In his order, the judge said some exceptions to what’s generally considered protected speech would still allow communication between government officials and social media companies on national security threats or voter suppression.

But since disinformation about the pandemic and about election security are national security threats, and disinformation about the pandemic and election security is also what the suit centers on, all that’s left to complain about might only be communications like that time the Biden White House asked Twitter to add a disclaimer to a video that had been edited to make it look as though Jill Biden had been “profanely heckling kids” while reading to them. (Twitter did take the video down, too — more than a month later.)

Democrats, naturally, continue to complain that social media platforms have done far too little to protect our democracy. Even the instances of “coercion” cited by Doughty shows that government pressure on companies to fight disinformation didn’t work very well. Which cuts against his feeling that yes, “the targeted entities reacted in a manner evincing the perception of implicit threat.”

And that was before Elon Musk’s Twitter laid off much of its Trust and Safety division and Meta cut back on Facebook content moderation.

Both Republicans and Democrats have talked about amending Section 230 of the Communications Decency Act of 1996, which essentially lets tech companies make their own decisions about what content to remove.

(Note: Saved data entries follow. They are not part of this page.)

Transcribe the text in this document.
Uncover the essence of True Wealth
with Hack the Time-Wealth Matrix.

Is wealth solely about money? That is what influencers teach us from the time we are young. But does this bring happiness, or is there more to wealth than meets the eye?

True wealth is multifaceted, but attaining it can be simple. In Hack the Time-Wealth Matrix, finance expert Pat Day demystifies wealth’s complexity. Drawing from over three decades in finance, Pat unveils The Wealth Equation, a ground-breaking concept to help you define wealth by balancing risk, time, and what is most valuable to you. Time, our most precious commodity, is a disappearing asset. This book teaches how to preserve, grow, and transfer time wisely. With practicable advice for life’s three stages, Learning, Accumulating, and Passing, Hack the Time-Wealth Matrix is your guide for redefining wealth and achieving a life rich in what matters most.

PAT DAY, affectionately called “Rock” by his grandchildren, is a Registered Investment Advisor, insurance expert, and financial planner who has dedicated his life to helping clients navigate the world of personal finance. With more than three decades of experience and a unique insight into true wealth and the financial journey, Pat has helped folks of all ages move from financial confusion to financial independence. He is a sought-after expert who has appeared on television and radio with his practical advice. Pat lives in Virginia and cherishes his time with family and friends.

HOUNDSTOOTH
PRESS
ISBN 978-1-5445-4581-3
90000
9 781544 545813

Trump targeted social media over fact-checking

In 2020, just after Twitter applied fact-checking labels to two of Trump’s tweets, he signed an executive order directing the Federal Communications Commission to review Section 230. The Washington Post reported at the time that the order “could open the door for the U.S. government to assume oversight of political speech on the internet, a broadside against Silicon Valley that a wide array of critics derided as a threat to free speech.”

Doughty’s ruling says Biden administration officials can rightly be considered to have coerced social media companies by threatening, but not actually carrying out, action on 230.

The problems he cites include emails and regular meetings between government and social media officials, but also public statements, as if government officials don’t have the same free speech rights that the judge says they’re suppressing.

At one point, the National Institutes of Health apparently asked Twitter to remove impostor accounts from those posing as Tony Fauci, and they did eject six fake online Tonys.

Doughty also notes a number of times when social media companies asked the Centers for Disease Control and Prevention for COVID-19 guidance. Would it have been better if they had instead queried those pushing ivermectin and hydroxychloroquine on Fox News?

The judge says in conclusion that though this is not his final word, “the evidence thus far depicts an almost dystopian scenario,” and that during the pandemic, the government “seems to have assumed a role similar to an Orwellian ‘Ministry of Truth.’ ’’

The Department of Justice has asked the judge to stay his order, arguing that it’s vague, confusing and likely to be overturned. Yes, yes, and let’s hope.